Workers in Indonesia are lauding the planned first-ever fat pay rise, which will allow them to live decently with some money to save and spend on recreation.
Their new monthly pay, which they will receive from Jan. 1, will reach 3 million rupiah after including meal and transport allowances and the occasional overtime pay.
The higher wage will allow Agus Sunaryo, 27, a plastic packaging worker in West Jakarta, to apply for a mortgage loan and save as well.
“A third of the pay would be around 700,000 rupiah, which is the minimum monthly mortgage installment for the cheapest 40-million-rupiah house. I will be bankable next year,” Agus told The Straits Times.
Such a brighter picture in a factory worker’s life in Jakarta will be a great temptation to Indonesians working in neighboring countries, a Jakarta-based blogger wrote in a post on Kaskus.com, a popular Indonesian website.
“Living expenses are not as costly in Jakarta and it’s nearer to their kampung. They can more easily go home for breaks,” wrote the blogger, who identifies himself as Dibers.

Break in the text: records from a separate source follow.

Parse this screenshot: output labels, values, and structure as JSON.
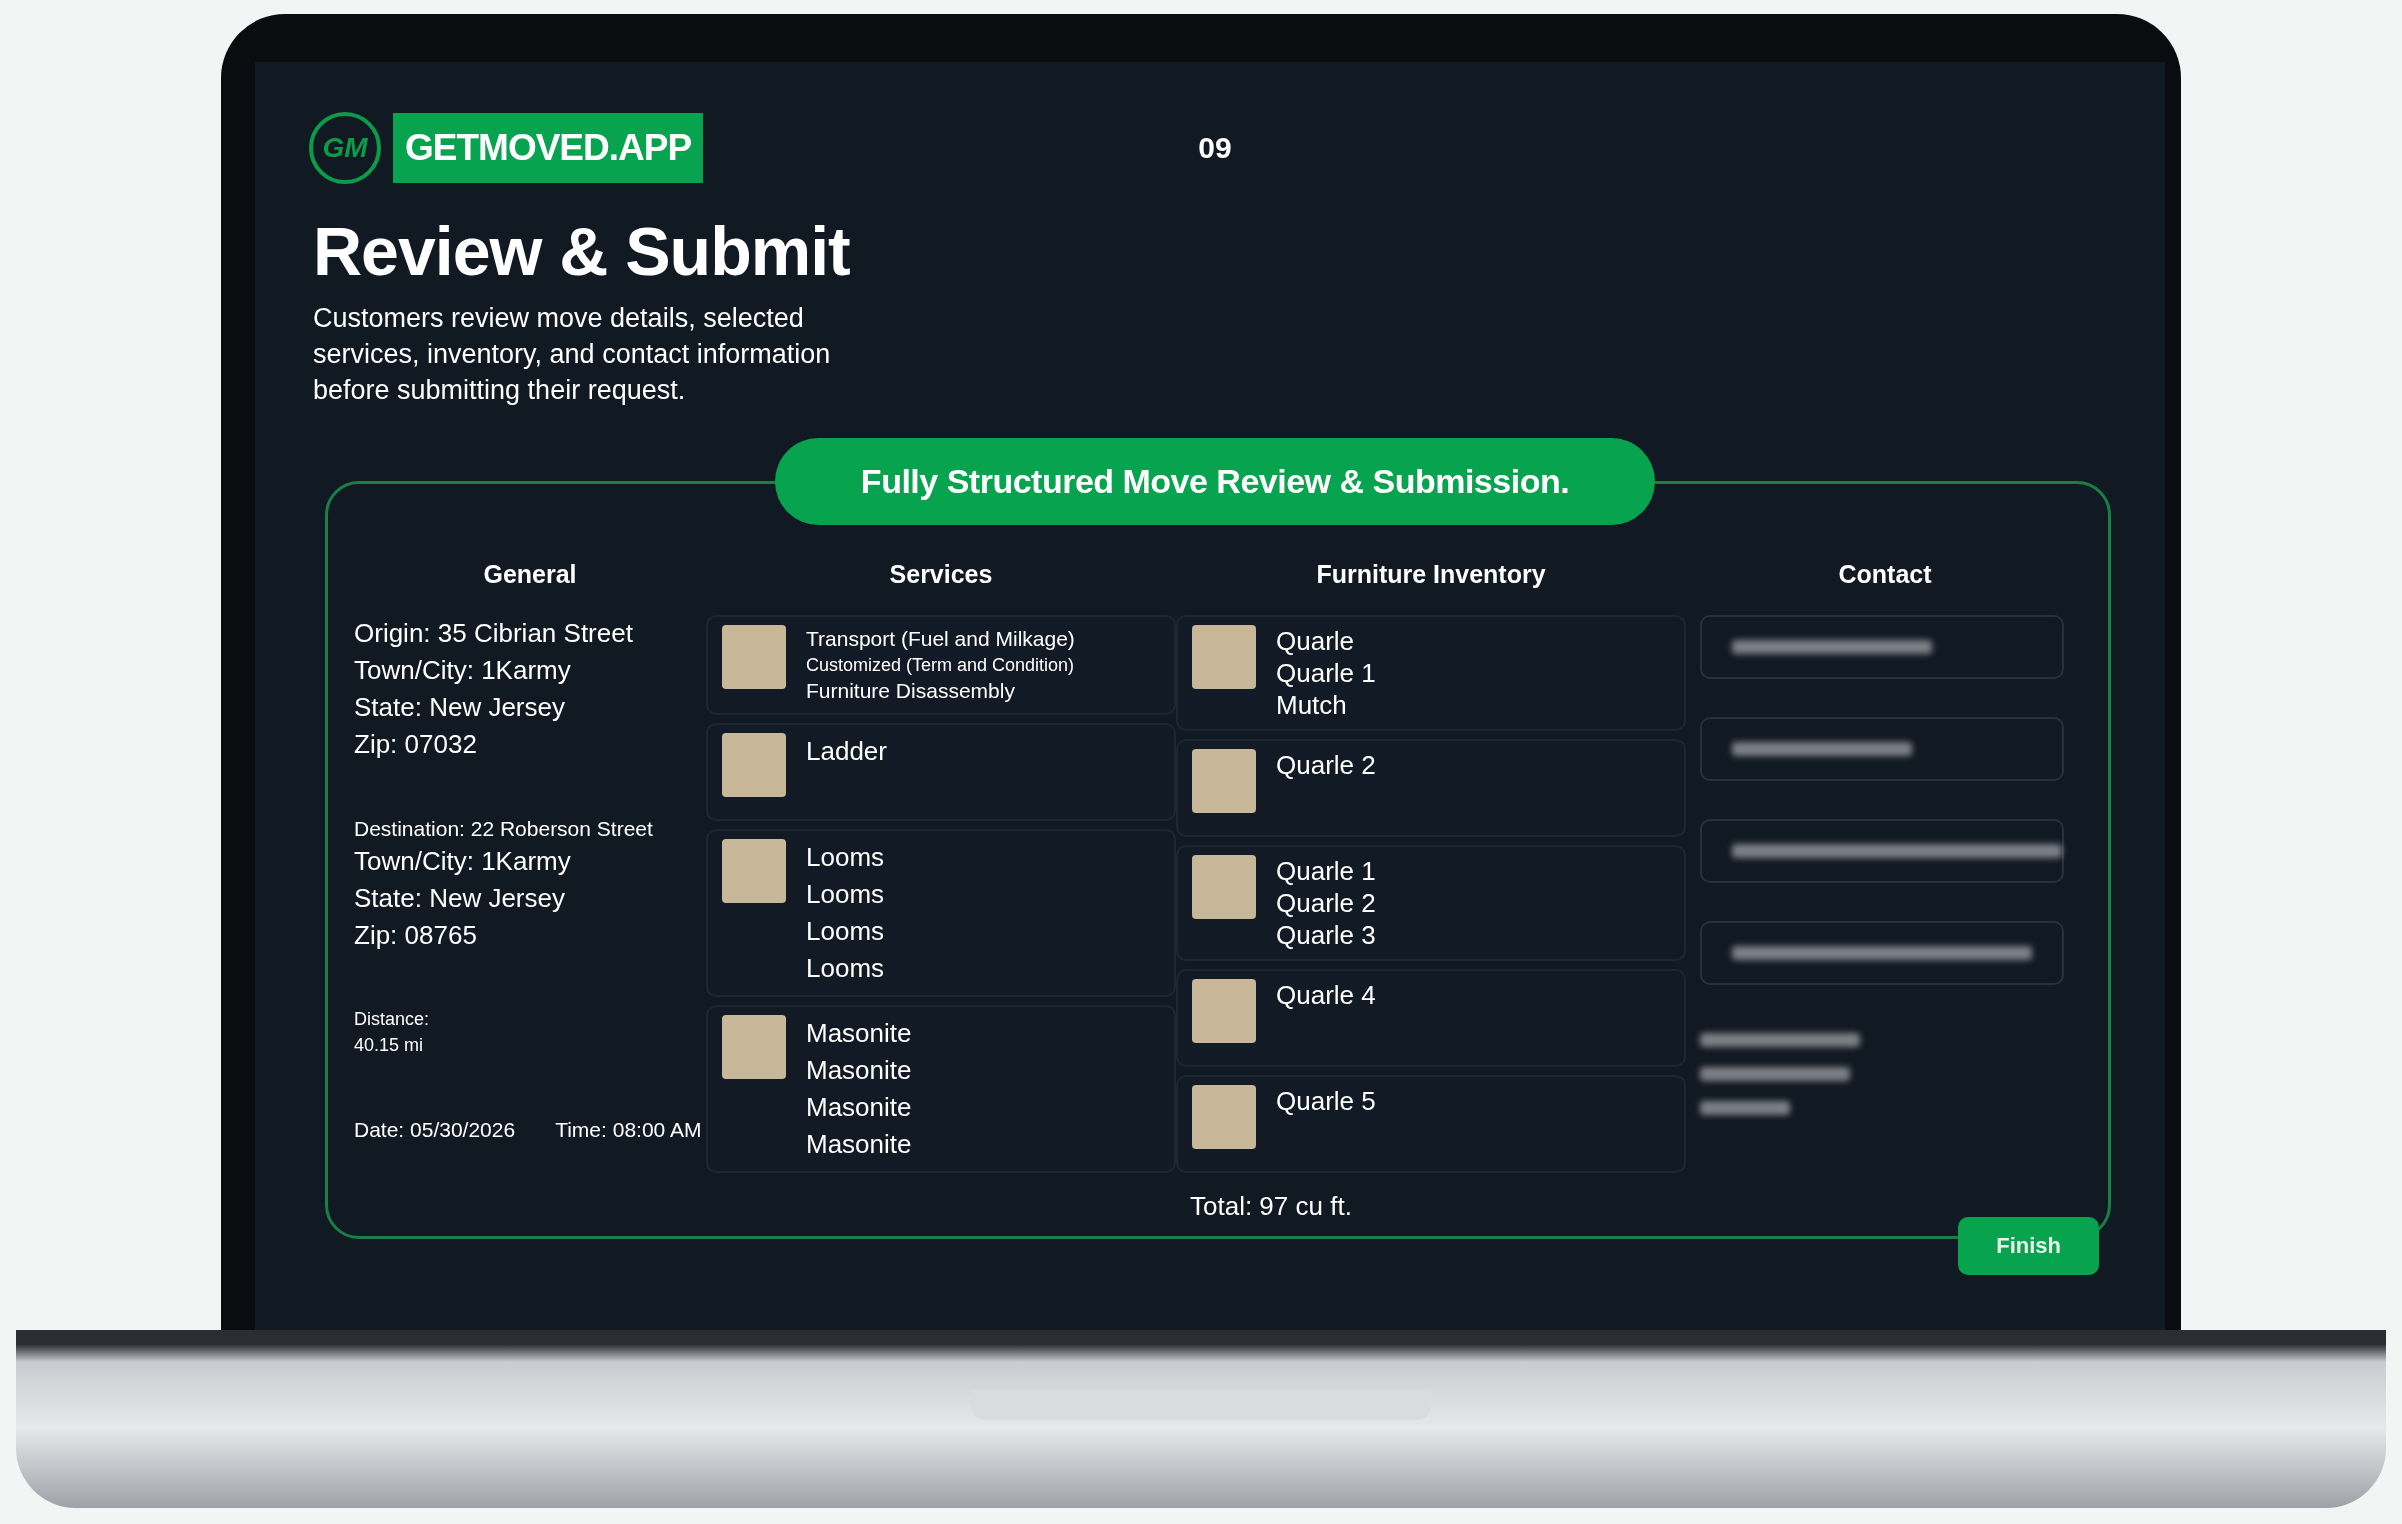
{
  "header": {
    "logo_mark": "GM",
    "brand": "GETMOVED.APP",
    "page_number": "09"
  },
  "title": "Review & Submit",
  "description": "Customers review move details, selected services, inventory, and contact information before submitting their request.",
  "banner": "Fully Structured Move Review & Submission.",
  "general": {
    "heading": "General",
    "groups": [
      {
        "lines": [
          {
            "text": "Origin: 35 Cibrian Street",
            "kind": "large"
          },
          {
            "text": "Town/City: 1Karmy",
            "kind": "large"
          },
          {
            "text": "State: New Jersey",
            "kind": "large"
          },
          {
            "text": "Zip: 07032",
            "kind": "large"
          }
        ]
      },
      {
        "lines": [
          {
            "text": "Destination: 22 Roberson Street",
            "kind": "small"
          },
          {
            "text": "Town/City: 1Karmy",
            "kind": "large"
          },
          {
            "text": "State: New Jersey",
            "kind": "large"
          },
          {
            "text": "Zip: 08765",
            "kind": "large"
          }
        ]
      }
    ],
    "distance": "Distance: 40.15 mi",
    "date": "Date: 05/30/2026",
    "time": "Time: 08:00 AM"
  },
  "services": {
    "heading": "Services",
    "cards": [
      {
        "lines": [
          {
            "text": "Transport (Fuel and Milkage)",
            "kind": "small"
          },
          {
            "text": "Customized (Term and Condition)",
            "kind": "tiny"
          },
          {
            "text": "Furniture Disassembly",
            "kind": "small"
          }
        ]
      },
      {
        "lines": [
          {
            "text": "Ladder",
            "kind": "large"
          }
        ]
      },
      {
        "lines": [
          {
            "text": "Looms",
            "kind": "large"
          },
          {
            "text": "Looms",
            "kind": "large"
          },
          {
            "text": "Looms",
            "kind": "large"
          },
          {
            "text": "Looms",
            "kind": "large"
          }
        ]
      },
      {
        "lines": [
          {
            "text": "Masonite",
            "kind": "large"
          },
          {
            "text": "Masonite",
            "kind": "large"
          },
          {
            "text": "Masonite",
            "kind": "large"
          },
          {
            "text": "Masonite",
            "kind": "large"
          }
        ]
      }
    ]
  },
  "inventory": {
    "heading": "Furniture Inventory",
    "cards": [
      {
        "lines": [
          "Quarle",
          "Quarle 1",
          "Mutch"
        ]
      },
      {
        "lines": [
          "Quarle 2"
        ]
      },
      {
        "lines": [
          "Quarle 1",
          "Quarle 2",
          "Quarle 3"
        ]
      },
      {
        "lines": [
          "Quarle 4"
        ]
      },
      {
        "lines": [
          "Quarle 5"
        ]
      }
    ],
    "total": "Total: 97 cu ft."
  },
  "contact": {
    "heading": "Contact"
  },
  "finish_button": "Finish"
}
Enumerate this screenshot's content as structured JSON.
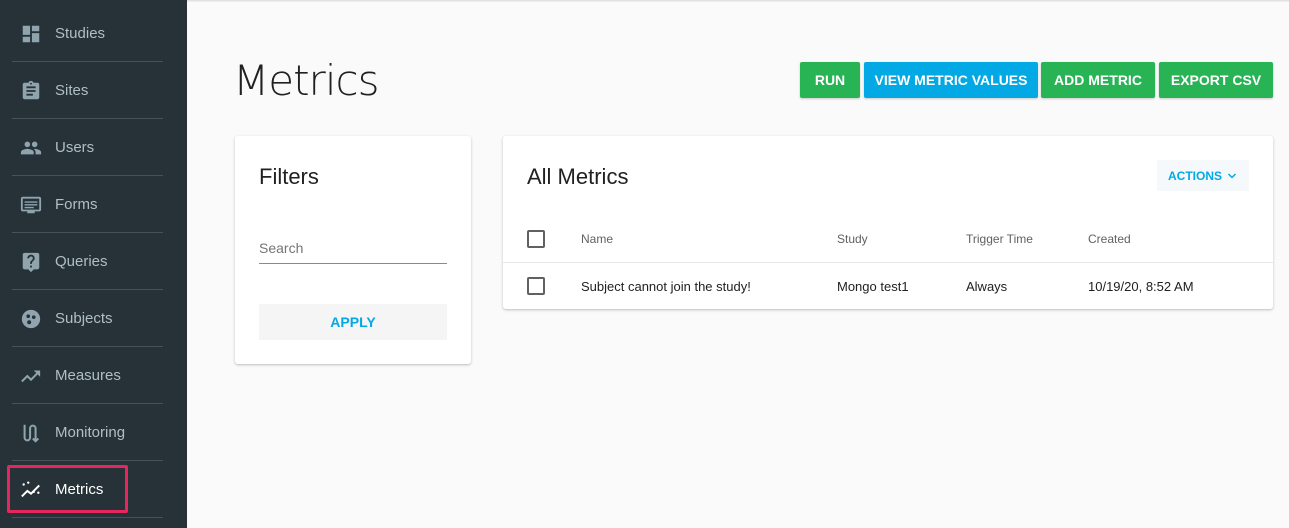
{
  "sidebar": {
    "items": [
      {
        "label": "Studies",
        "icon": "dashboard-icon"
      },
      {
        "label": "Sites",
        "icon": "clipboard-icon"
      },
      {
        "label": "Users",
        "icon": "people-icon"
      },
      {
        "label": "Forms",
        "icon": "form-icon"
      },
      {
        "label": "Queries",
        "icon": "help-icon"
      },
      {
        "label": "Subjects",
        "icon": "subjects-icon"
      },
      {
        "label": "Measures",
        "icon": "trending-icon"
      },
      {
        "label": "Monitoring",
        "icon": "monitoring-icon"
      },
      {
        "label": "Metrics",
        "icon": "metrics-icon",
        "active": true
      }
    ]
  },
  "page": {
    "title": "Metrics"
  },
  "toolbar": {
    "run_label": "RUN",
    "view_label": "VIEW METRIC VALUES",
    "add_label": "ADD METRIC",
    "export_label": "EXPORT CSV"
  },
  "filters": {
    "title": "Filters",
    "search_placeholder": "Search",
    "apply_label": "APPLY"
  },
  "metrics": {
    "title": "All Metrics",
    "actions_label": "ACTIONS",
    "columns": [
      "Name",
      "Study",
      "Trigger Time",
      "Created"
    ],
    "rows": [
      {
        "name": "Subject cannot join the study!",
        "study": "Mongo test1",
        "trigger": "Always",
        "created": "10/19/20, 8:52 AM"
      }
    ]
  },
  "colors": {
    "sidebar": "#263238",
    "green": "#28b455",
    "blue": "#03a9e4",
    "highlight": "#e8265e"
  }
}
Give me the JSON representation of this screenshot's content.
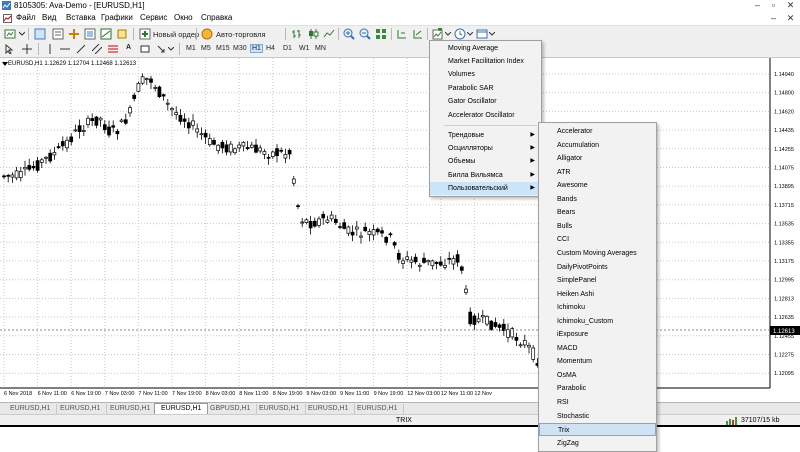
{
  "window": {
    "title": "8105305: Ava-Demo - [EURUSD,H1]"
  },
  "menubar": [
    "Файл",
    "Вид",
    "Вставка",
    "Графики",
    "Сервис",
    "Окно",
    "Справка"
  ],
  "toolbar": {
    "new_order": "Новый ордер",
    "autotrade": "Авто-торговля"
  },
  "timeframes": [
    "M1",
    "M5",
    "M15",
    "M30",
    "H1",
    "H4",
    "D1",
    "W1",
    "MN"
  ],
  "chart": {
    "info": "EURUSD,H1  1.12629 1.12704 1.12468 1.12613",
    "price_labels": [
      "1.14940",
      "1.14800",
      "1.14620",
      "1.14435",
      "1.14255",
      "1.14075",
      "1.13895",
      "1.13715",
      "1.13535",
      "1.13355",
      "1.13175",
      "1.12995",
      "1.12813",
      "1.12635",
      "1.12455",
      "1.12275",
      "1.12095"
    ],
    "current_price": "1.12613",
    "time_labels": [
      "6 Nov 2018",
      "6 Nov 11:00",
      "6 Nov 19:00",
      "7 Nov 03:00",
      "7 Nov 11:00",
      "7 Nov 19:00",
      "8 Nov 03:00",
      "8 Nov 11:00",
      "8 Nov 19:00",
      "9 Nov 03:00",
      "9 Nov 11:00",
      "9 Nov 19:00",
      "12 Nov 03:00",
      "12 Nov 11:00",
      "12 Nov"
    ]
  },
  "tabs": [
    "EURUSD,H1",
    "EURUSD,H1",
    "EURUSD,H1",
    "EURUSD,H1",
    "GBPUSD,H1",
    "EURUSD,H1",
    "EURUSD,H1",
    "EURUSD,H1"
  ],
  "status": {
    "center": "TRIX",
    "traffic": "37107/15 kb"
  },
  "indicator_menu": {
    "top": [
      "Moving Average",
      "Market Facilitation Index",
      "Volumes",
      "Parabolic SAR",
      "Gator Oscillator",
      "Accelerator Oscillator"
    ],
    "groups": [
      "Трендовые",
      "Осцилляторы",
      "Объемы",
      "Билла Вильямса",
      "Пользовательский"
    ]
  },
  "custom_menu": [
    "Accelerator",
    "Accumulation",
    "Alligator",
    "ATR",
    "Awesome",
    "Bands",
    "Bears",
    "Bulls",
    "CCI",
    "Custom Moving Averages",
    "DailyPivotPoints",
    "SimplePanel",
    "Heiken Ashi",
    "Ichimoku",
    "Ichimoku_Custom",
    "iExposure",
    "MACD",
    "Momentum",
    "OsMA",
    "Parabolic",
    "RSI",
    "Stochastic",
    "Trix",
    "ZigZag"
  ],
  "highlighted_item": "Trix",
  "colors": {
    "bull": "#ffffff",
    "bear": "#000000",
    "grid": "#c8c8c8",
    "accent": "#cce4f7"
  }
}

Still, things might not be as simple as that, said Jumhur Hidayat, who heads the National Placement and Protection Agency for Indonesian migrant workers.
He said the substantial pay hike may lead companies to lay off many workers in order to reduce costs.
“There may be hundreds of thousands of workers losing their jobs and they would see going overseas for work as an option,” Jumhur told reporters in Batam recently.
Caswati, director of an Indonesian agency for migrant workers, said it would take a while to see the impact of Indonesia’s rising minimum wage on the flow of workers going out of the country.
She told The Straits Times: “Let’s see what happens in four to five months’ time.
“If companies are laying off workers, then we will have more people wanting to become migrant workers.”